Having this, it is prudent for patients with impaired methylation capacity to first improve their SAM:SAH ratio before introducing any detoxification programs. Lowering homocysteine may not be enough to restore methylation capacity. Patients should ensure that the SAM:SAH ratio is within the reference range, not only homocysteine. Many patients have healthy homocysteine levels while also having impaired SAM:SAH ratios (impaired methylation capacity). Patients with SNPs in methylation pathway enzymes should not be discouraged from enrolling in detoxification regimens. Genes do not tell functional methylation capacity. Just because a patient has a SNP that might predispose them to a deficiency in methylation, does not mean they actually have impaired methylation. In fact, they could have completely normal methylation.
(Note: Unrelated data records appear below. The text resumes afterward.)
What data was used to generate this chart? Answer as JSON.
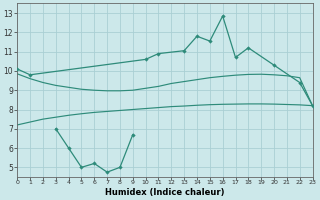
{
  "xlabel": "Humidex (Indice chaleur)",
  "color": "#2e8b7a",
  "bg_color": "#cce8ea",
  "grid_color": "#aacfd4",
  "xlim": [
    0,
    23
  ],
  "ylim": [
    4.5,
    13.5
  ],
  "yticks": [
    5,
    6,
    7,
    8,
    9,
    10,
    11,
    12,
    13
  ],
  "line_top_x": [
    0,
    1,
    10,
    11,
    13,
    14,
    15,
    16,
    17,
    18,
    20,
    22,
    23
  ],
  "line_top_y": [
    10.1,
    9.8,
    10.6,
    10.9,
    11.05,
    11.8,
    11.55,
    12.85,
    10.7,
    11.2,
    10.3,
    9.4,
    8.2
  ],
  "line_bot_x": [
    3,
    4,
    5,
    6,
    7,
    8,
    9
  ],
  "line_bot_y": [
    7.0,
    6.0,
    5.0,
    5.2,
    4.75,
    5.0,
    6.7
  ],
  "env_upper_x": [
    0,
    1,
    2,
    3,
    4,
    5,
    6,
    7,
    8,
    9,
    10,
    11,
    12,
    13,
    14,
    15,
    16,
    17,
    18,
    19,
    20,
    21,
    22,
    23
  ],
  "env_upper_y": [
    9.85,
    9.6,
    9.4,
    9.25,
    9.15,
    9.05,
    9.0,
    8.97,
    8.97,
    9.0,
    9.1,
    9.2,
    9.35,
    9.45,
    9.55,
    9.65,
    9.72,
    9.78,
    9.82,
    9.83,
    9.8,
    9.75,
    9.65,
    8.2
  ],
  "env_lower_x": [
    0,
    1,
    2,
    3,
    4,
    5,
    6,
    7,
    8,
    9,
    10,
    11,
    12,
    13,
    14,
    15,
    16,
    17,
    18,
    19,
    20,
    21,
    22,
    23
  ],
  "env_lower_y": [
    7.2,
    7.35,
    7.5,
    7.6,
    7.7,
    7.78,
    7.85,
    7.9,
    7.95,
    8.0,
    8.05,
    8.1,
    8.15,
    8.18,
    8.22,
    8.25,
    8.27,
    8.28,
    8.29,
    8.29,
    8.28,
    8.26,
    8.24,
    8.2
  ]
}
Creatine and Methylation Capacity
Creatine in the form of creatine phosphate plays an important role in ATP regeneration (Fig.1). The human body excretes about two grams of creatine in the form of creatinine via urine daily. Humans replenish creatine stores via diet or de novo synthesis from glycine and arginine. Creatine is mainly found in red meat (muscle); it is scarce in other types of meat and is largely absent in plants. Vegans and vegetarians rely on de novo synthesis of creatine and place high demand for glycine, arginine, and SAM (methyl donor for GAMT enzyme, the key enzyme in creatine synthesis). It is estimated that 75 percent of SAH produced in the human body is from GAMT activity. Studies showed that vegans and vegetarians tend to have higher homocysteine levels than the general population and hence elevated SAH.
Glycine is the amino acid that is most frequently conjugated to toxins in humans. Glycine is also in high demand for creatine synthesis in vegetarians, vegans, and omnivores with low intake of red meat (creatine level is low in chicken and fish and is not enough to replenish creatine stores). During detoxification regimens, toxins stored in fat tissues are mobilized and activated by cytochrome P450 (CYP450) enzymes to intermediate substances, and hence the demand for glycine by phase II enzymes increases.
With poor nutrition, the supply of creatine and glycine from the diet may be inadequate. This may quickly lead to depletion of glycine reserves. Glycine would be required for de novo creatine synthesis and toxin conjugation (the demand for both pathways increases during detoxification). For every toxin removed, a molecule of glycine is lost forever from the body. This situation is more problematic in patients with elevated SAH, as increases in GAMT activity requires replenishment of creatine reserves. Poor creatine in diet would further increase SAH levels, exacerbating methyltransferase inhibition and impairing toxin and estrogen detoxification. It is prudent for omnivores to cut down on red meat consumption but not to eliminate red meat from their diet during detoxification. Vegans and vegetarians should be extra careful to consume a proper diet rich in glycine, arginine, cysteine, and key vitamins and minerals essential for methylation support especially vitamin B12 (see Fig. 1).